2018年7月16日(祝・月) 盛岡競馬場

1勝2着2回のチームJRAが総合優勝
優秀騎手はすべて3着以内の内田騎手

 関東より西では猛暑日を記録した地点が多い日だったが、この日の盛岡地方は最高気温が30度に届かず。佐賀所属の山口勲騎手が「地元とは10度くらい違う感じですね。土曜日の開催は本当に暑かったですよ」と、曇り空にホッとした表情を見せていた。
 東日本大震災が発生した2011年にスタートした、盛岡競馬場での岩手競馬とJRAの騎手対抗戦は、2015年からジャパンジョッキーズカップに名前を変え実施されるようになった。今年も地方所属騎手による“チームWEST”、“チームEAST”と、JRA所属騎手による“チームJRA”という4名ずつの団体戦。昨年と出場メンバーを比較すると、チームWESTの佐藤友則騎手が岡部誠騎手(愛知)に代わっただけで、それ以外の11名は同じ顔ぶれだった。
 ルールも同様に、各レースの着順に応じた個人ポイントの合計が最多だったチームが総合優勝となり、最多ポイントを獲得した騎手には“優秀騎手賞”が授与される。地方代表の8名はつい先日、2018ジョッキーズチャンピオンシップ第1ステージで顔を合わせたばかりでもあり、リラックスしているムードだったが、第1戦の時間が近づいてくると表情は真剣になっていった。
 幕開けとなる第1戦はダート1200メートルが舞台。しかし出走12頭の成績を見ると、この距離を得意とするタイプは少ないようだった。単勝2番人気に推されたドスコイは、ダート1200メートルで14戦とも4着以下。それでも人気を集めたのは、鞍上がクリストフ・ルメール騎手(JRA)という点が大きかったのかもしれない。
 しかしドスコイはスタートですこし遅れてしまった。名手たちが手綱を取るレースは落ち着いた流れになりやすく、後手を踏んでしまうとその分を挽回するのはむずかしくなる。第1戦は先手を争い直線でも併走していた藤田弘治騎手(金沢)、内田博幸騎手(JRA)が2、3着。
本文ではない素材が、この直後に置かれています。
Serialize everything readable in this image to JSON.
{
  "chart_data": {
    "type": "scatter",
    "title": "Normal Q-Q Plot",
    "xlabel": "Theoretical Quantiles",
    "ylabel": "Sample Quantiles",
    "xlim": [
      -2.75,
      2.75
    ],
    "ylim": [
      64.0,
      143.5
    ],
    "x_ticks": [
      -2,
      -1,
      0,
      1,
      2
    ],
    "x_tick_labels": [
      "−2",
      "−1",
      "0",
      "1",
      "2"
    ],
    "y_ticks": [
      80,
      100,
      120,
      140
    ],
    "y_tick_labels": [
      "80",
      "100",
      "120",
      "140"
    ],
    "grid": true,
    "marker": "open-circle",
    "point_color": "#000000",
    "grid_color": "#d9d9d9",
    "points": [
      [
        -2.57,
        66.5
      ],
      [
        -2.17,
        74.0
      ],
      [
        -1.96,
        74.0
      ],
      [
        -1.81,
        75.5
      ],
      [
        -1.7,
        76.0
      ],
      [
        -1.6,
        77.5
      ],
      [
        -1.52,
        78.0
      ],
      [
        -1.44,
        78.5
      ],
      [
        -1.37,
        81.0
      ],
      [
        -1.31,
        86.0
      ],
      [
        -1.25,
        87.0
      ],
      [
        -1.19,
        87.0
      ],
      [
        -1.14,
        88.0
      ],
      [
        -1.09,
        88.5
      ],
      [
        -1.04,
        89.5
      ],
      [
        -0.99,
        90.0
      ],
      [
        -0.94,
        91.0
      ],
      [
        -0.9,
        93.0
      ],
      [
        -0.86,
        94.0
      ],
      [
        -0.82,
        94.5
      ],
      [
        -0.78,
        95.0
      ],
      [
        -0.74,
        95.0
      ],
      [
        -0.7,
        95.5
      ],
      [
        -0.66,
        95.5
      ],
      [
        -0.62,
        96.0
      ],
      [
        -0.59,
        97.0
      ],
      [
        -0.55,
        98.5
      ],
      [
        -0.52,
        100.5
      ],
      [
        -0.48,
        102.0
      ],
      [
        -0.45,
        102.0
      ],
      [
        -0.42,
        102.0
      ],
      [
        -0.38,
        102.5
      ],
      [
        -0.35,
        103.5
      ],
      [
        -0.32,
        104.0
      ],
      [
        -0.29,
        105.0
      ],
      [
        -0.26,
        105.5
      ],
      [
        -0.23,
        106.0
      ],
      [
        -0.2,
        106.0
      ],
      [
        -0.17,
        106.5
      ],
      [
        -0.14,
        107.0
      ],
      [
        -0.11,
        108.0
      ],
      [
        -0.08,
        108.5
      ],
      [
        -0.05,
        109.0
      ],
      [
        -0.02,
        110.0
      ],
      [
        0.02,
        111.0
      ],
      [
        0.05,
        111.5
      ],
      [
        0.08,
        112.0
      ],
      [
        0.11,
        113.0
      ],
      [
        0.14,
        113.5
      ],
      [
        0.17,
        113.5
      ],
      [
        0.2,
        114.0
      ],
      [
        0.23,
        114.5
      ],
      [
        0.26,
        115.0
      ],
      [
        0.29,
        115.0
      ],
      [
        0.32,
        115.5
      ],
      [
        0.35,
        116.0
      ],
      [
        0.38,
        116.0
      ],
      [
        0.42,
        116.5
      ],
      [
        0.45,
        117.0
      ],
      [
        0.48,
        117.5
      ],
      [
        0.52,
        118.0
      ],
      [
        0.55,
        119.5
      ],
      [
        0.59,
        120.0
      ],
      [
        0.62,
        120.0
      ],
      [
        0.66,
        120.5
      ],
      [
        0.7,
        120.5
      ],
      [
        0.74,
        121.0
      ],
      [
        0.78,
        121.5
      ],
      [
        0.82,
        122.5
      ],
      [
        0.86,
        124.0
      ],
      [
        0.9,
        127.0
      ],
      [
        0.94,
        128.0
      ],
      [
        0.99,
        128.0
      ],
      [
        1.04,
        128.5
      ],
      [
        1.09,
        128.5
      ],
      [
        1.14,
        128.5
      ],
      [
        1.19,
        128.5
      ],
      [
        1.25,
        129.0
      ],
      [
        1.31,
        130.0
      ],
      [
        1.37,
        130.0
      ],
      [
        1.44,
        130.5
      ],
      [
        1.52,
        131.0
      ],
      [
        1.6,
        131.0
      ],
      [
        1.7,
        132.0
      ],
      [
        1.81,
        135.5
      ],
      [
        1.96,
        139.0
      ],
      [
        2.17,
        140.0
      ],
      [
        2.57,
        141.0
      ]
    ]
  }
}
勝ったのは3番手から差を詰めてきた下原理騎手(兵庫)だった。
 「もっと前に行くつもりでしたが、思ったほど行き脚がなかったので押すのをやめたら、逆に展開がハマりました」と下原騎手。「先週(7月8日)、中京で6クラ乗ったので、左回りの感覚が体に残っている感じかな」と、笑いが止まらない勝利になった。
 第2戦は芝1700メートル。2走前に同じ距離で勝利を挙げているコアレスフェーブルの福永祐一騎手(JRA)が、単勝1.8倍で1番人気の支持を受けた。そして好スタートを決めたのは福永騎手で、すかさずスローペースに落とし込んだ。「すぐ後ろにいたのが内田さんでしたから、競られることはないと思って」という判断が生んだその流れは、向正面で先頭から最後方までが5馬身差くらいにおさまるほどのダンゴ状態。レースを終えて検量室に戻ってきた騎手たちが口々に「遅かった!」と話すほどのものだった。
 そのなかで光る騎乗を見せたのは、2着に入った内田騎手。「福永騎手の2番手で、いい仕事をしたでしょう(笑)」と、チームリーダーを意識したコメントを残した。
 マーキュリーカップJpnⅢをはさんで行われた第3戦にも、スタンドには数多くの観客が残っていた。ウイナーズサークルの周囲には表彰式を待つ人垣ができており、このイベントがファンに定着していることを窺わせた。
 その最終戦はダート1600メートルで、福永騎手の騎乗馬が出走取消。ゲートが開くと岡部騎手と桑村真明騎手(北海道)、内田騎手が先手を主張し、4コーナーでは内田騎手と岡部騎手の一騎打ちになった。
 そこに割って入ってきたのは、道中では後方寄りにいたルメール騎手。直線で一気に差を詰めて、最後は岡部騎手にクビ差まで迫って2着に入った。
 「スタートでつまづいてしまって。でも最後はよく伸びてくれました」と、ルメール騎手。ギリギリで勝利を手にした岡部騎手は「道中の手応えは良かったのですが、追い出したらイマイチ。岩手ダービー馬という自分のなかのイメージとは違いましたね」と話しながらも勝利に笑顔。またしても3着を確保した内田騎手は「チームに貢献できたでしょ」と、してやったりの表情だった。
 全3戦の結果は、1勝だけでも上位入線が多かったチームJRAが113ポイントを獲得し総合優勝。チームWESTは2勝を挙げたが101ポイントで2位、チームEASTは63ポイントで3位となった。
 「団体戦という意識をもってレースに臨むと、いつもと違う経験ができますね。今後に活かせる機会があると思います。このイベントは夏の恒例として続いてほしいですね」と、個人優勝を飾った内田騎手。今年のジャパンジョッキーズカップは、出場騎手のなかでは山口勲騎手の次にキャリアが長い、内田騎手の熟練の技がチームを優勝に導く結果になった。
取材・文:浅野靖典
写真:いちかんぽ(国分智、佐藤到)

コメント

優勝チームキャプテン チームJRA / 優秀騎手賞(個人優勝)
内田博幸騎手(JRA)
1回も勝っていないのに個人優勝とは思っていませんでした。でも今日は僕だけじゃなく、全員がいいレースをしていたと思います。みんな技術はそれほど変わらないのだから、今日は僕が乗った馬がよく走ってくれたということでしょう。チームの優勝賞金は、西日本豪雨の被災地に寄付したいと思います。